Almost everyone is concerned about climate change, and switching to green renewable energy is one of the solutions. However, can the nation’s energy needs to be met by solely using renewable energy and are so-called green energy sources really green?
Solar energy requires much sunlight. States like Nevada and Utah are exposed to enough sunlight to meet their needs, but what happens during nighttime? Solar energy is green, but electrical storage technology has not reached the point of making it reliable. An alternative source of reliable power is needed, especially during the night. Harnessing solar energy is better suited for powering individual homes rather than a state-wide grid. Solar panels and a modest 3-kW system can provide enough power for the average household, providing free electricity for 20 years or more. Solar panels aren’t cheap, costing around $10,000-$16,000 on average. However, federal and state incentives can cut that number by 20-30 percent. With proper financing, the money you save on your electric bills can probably cover the cost of your monthly payments.
Hydropower is reliable, but it is not green. It might surprise you, but some hydroelectric power plants emit more greenhouse gases than oil-burning power plants. Hydroelectric power plants require massive tracts of land, most of which will be submerged. These plants have huge impacts on the environment — both during construction and operation. Submerging miles of land underwater disrupts the ecosystem, robbing animals of habitat and destroying the local vegetation. Plants that have been submerged produce methane which is released into the air as water passes the turbines. Hydropower reservoirs also increase the amount of water lost through evaporation, sometimes surpassing the rate of domestic consumption during hot weather. Water from hydropower reservoirs also integrates with natural river systems and the unnatural state of reservoir water (increased salinity due to evaporation and low oxygen levels) often harm aquatic life.

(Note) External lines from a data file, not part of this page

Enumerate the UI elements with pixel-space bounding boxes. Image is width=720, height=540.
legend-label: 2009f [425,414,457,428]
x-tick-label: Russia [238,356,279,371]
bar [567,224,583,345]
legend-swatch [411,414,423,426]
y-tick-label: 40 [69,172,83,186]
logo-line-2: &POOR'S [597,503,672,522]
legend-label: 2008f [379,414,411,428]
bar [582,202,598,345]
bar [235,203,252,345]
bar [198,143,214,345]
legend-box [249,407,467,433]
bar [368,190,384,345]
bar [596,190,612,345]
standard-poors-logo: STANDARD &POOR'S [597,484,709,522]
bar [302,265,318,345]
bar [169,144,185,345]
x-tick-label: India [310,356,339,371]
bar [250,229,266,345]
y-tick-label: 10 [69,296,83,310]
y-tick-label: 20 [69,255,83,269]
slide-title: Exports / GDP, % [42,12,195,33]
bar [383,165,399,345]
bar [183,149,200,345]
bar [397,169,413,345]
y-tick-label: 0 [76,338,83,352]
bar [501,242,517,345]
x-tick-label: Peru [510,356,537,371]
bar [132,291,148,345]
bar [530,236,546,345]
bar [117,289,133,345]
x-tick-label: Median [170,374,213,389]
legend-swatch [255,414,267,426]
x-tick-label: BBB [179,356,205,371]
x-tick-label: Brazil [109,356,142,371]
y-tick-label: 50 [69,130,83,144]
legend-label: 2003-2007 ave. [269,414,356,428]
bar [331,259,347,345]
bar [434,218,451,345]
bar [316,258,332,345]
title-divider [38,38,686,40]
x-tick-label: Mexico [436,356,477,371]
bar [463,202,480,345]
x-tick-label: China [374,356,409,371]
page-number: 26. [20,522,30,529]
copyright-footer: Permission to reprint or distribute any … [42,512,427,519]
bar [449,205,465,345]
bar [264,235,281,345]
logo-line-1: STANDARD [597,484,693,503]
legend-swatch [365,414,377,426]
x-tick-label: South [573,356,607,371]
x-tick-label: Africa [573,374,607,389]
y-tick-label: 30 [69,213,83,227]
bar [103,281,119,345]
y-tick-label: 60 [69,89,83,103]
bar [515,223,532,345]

Nuclear energy is green, and in in a few years, there’s a high chance it will be renewable. Nuclear power plants produce little to no greenhouse gases during their operation, require very little space (compared to most power plants), and is probably the most reliable source of electricity. The term “nuclear” usually provokes fears of radiation and catastrophic meltdowns, but both concerns are undeserved. Nuclear plants barely increase the surrounding radiation, with the average U.S. nuclear plant increasing the surroundings in a 50-mile radius with only 0.01 extra millirems per year — roughly equivalent to the radiation you get from watching two minutes of television. Modern nuclear plants are incapable of having a Chernobyl-like meltdown as advances in technology have made running them increasingly safer. While mined uranium is slowly getting depleted, scientists have found ways to harvest uranium from the seawater. The amount of uranium in the oceans is massive, and natural environmental interactions continually produce it.
A future that relies on green and renewable energy is possible, although it might not be how you pictured it. Solar panels in every house, supported by a grid relying on nuclear power. This is the future of green and renewable energy.